Ornamental aquatic life: what's FAO got to do with it?
Aquariums filled with brightly coloured fish and other aquatic creatures are fascinating to watch. But it should also be kept in mind that ornamental aquatic organisms are big business, and represent an important source of income for many rural and coastal communities in developing countries.
In 1996, the export value of ornamental fish and invertebrates was over US$200 million. More than 60 percent of that money, some US$130 million, went into the economies of developing countries. Since 1985, international trade in aquatic organisms for ornamental purposes has been increasing at an average rate of 14 percent annually. Although organisms caught in the wild represent only a small percentage of the ornamental trade, it is this aspect of the industry that is most likely to directly affect fishing communities in developing countries.
"With the leveling or decline in production from many capture fisheries, people are trying to find other ways of using aquatic biodiversity," said Devin Bartley, Fishery Resources Officer in the FAO Fisheries Department. "One option is the sustainable harvest and culture of ornamental fish."
All those involved in the international ornamental fish trade - collectors, exporters, importers, dealers and consumers - have a shared responsibility to make the industry environmentally sustainable. Its development is benefiting from growing consumer awareness and enthusiasm. People who take pleasure and pride in recreating aquatic habitats in aquaria also tend to be concerned about preserving the natural environment and promoting responsible fishing practices.
The influence of consumers, dealers and exporters in promoting environmentally sound harvesting practices can be seen in the reduction of the use of chemicals, such as cyanide, to 'stun' marine fish living in coral reefs. Not only does this method often lead to the death of other marine species, including the coral, it also results in high mortality rates of the harvested fish during and after transport. When exporters, dealers and consumers became aware of the problems, efforts were made to educate collectors about the benefits of alternative capture techniques, provide them with better equipment and train them to use nets and traps for capturing the fish. Currently, most marine fish captured in the wild are harvested by local collectors using small nets that do little harm to coral reefs.

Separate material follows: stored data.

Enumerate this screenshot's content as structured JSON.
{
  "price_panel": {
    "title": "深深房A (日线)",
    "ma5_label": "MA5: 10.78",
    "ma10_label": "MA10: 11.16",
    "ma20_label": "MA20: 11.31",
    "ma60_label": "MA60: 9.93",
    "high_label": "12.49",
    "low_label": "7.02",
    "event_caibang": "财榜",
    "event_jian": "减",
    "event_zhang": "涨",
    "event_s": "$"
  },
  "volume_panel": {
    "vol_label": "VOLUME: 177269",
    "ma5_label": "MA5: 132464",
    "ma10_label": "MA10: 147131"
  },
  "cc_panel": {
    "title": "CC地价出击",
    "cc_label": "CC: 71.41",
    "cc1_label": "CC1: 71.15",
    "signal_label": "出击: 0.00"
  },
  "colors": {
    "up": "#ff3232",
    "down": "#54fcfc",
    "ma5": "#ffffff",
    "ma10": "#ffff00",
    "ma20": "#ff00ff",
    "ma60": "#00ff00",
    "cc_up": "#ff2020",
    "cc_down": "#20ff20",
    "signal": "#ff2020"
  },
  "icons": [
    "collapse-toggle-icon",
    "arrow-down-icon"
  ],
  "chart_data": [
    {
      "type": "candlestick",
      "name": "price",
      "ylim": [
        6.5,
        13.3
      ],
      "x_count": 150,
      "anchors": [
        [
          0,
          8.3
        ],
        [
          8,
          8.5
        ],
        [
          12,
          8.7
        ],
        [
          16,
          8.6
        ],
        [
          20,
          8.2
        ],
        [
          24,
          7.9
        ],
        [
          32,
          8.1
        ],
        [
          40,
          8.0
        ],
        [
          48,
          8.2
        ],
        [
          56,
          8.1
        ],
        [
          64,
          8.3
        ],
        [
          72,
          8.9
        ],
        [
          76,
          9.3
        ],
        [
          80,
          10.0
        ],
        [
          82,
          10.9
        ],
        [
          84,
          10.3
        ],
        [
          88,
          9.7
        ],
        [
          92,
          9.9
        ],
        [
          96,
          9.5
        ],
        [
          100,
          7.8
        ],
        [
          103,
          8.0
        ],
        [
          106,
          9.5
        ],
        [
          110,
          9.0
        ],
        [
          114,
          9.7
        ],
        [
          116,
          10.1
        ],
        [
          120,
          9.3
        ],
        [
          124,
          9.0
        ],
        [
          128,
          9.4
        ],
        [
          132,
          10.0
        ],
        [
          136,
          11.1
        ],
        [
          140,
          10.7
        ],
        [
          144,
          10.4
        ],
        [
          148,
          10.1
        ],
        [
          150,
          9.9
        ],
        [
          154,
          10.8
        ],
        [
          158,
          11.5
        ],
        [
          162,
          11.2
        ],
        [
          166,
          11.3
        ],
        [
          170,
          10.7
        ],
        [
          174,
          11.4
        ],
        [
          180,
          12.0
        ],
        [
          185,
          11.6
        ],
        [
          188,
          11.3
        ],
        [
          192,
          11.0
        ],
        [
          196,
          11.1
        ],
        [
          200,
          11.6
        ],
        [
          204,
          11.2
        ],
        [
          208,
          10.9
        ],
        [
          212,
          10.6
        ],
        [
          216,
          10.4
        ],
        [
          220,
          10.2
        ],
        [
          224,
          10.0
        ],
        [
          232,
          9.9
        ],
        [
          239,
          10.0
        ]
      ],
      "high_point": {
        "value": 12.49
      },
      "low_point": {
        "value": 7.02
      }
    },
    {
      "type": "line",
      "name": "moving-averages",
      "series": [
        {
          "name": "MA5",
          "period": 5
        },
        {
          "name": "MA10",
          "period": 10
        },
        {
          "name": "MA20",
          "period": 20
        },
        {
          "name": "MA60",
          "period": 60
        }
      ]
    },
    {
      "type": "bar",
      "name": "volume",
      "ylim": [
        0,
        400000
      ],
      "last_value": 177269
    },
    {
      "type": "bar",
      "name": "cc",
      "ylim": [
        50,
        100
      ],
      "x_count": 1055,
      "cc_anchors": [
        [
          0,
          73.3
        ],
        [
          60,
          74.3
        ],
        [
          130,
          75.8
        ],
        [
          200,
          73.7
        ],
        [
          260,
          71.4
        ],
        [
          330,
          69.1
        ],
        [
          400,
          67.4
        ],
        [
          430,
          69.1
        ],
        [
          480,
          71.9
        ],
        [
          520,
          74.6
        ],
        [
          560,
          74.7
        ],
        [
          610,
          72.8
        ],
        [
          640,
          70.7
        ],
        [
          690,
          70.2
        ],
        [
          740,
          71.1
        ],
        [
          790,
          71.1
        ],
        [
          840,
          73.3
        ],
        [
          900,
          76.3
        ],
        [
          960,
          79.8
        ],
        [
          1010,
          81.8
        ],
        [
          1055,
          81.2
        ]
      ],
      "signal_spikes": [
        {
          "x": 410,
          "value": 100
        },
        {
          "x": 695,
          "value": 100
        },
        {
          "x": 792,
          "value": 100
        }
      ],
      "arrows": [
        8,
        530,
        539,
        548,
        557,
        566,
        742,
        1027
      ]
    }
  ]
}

Ornamental fish are collected not just in coral reefs but in freshwater habitats as well. In northwestern Brazil, the ornamental fishery of the middle Rio Negro has been productive for the last 50 years without any evidence of severe environmental destruction. In some communities along the Rio Negro, the capture of ornamental fish, especially the cardinal tetra, accounts for about 60 percent of the local income. A strengthened ornamental fish industry may help efforts to manage sustainably Brazil's forest products. One local ornamental fish cooperative in Brazil has adopted the slogan "Buy a fish and save a tree."
Ornamental fish trade experts at FAO and other international organizations, such as the International Center for Living Aquatic Resources Management (ICLARM), point out that by increasing income and curbing environmental degradation, the industry contributes significantly to local food security. For instance, in 1994, the Maldives exported less than 250 kg of ornamental fish to the United Kingdom and received, in terms of net weight of fish, over US$496 000 per tonne. In contrast, food fish harvested from the wild in the Seychelles was exported at a value per tonne of just US$6 000.
Challenges facing the ornamental fish industry include reducing post-harvest losses, ensuring that collectors receive an adequate income for their labour and obtaining reliable information about sustainable rates of harvest and vulnerable species. "Many of the issues involved in the sustainable development of the trade in aquatic life for ornamental purposes are similar to those for other renewable aquatic resource," said Krishen Rana of the FAO Fisheries Department. "Many ornamental fish and invertebrates have a high market value and should not be neglected when considering ways of creating sustainable livelihoods in rural and coastal communities."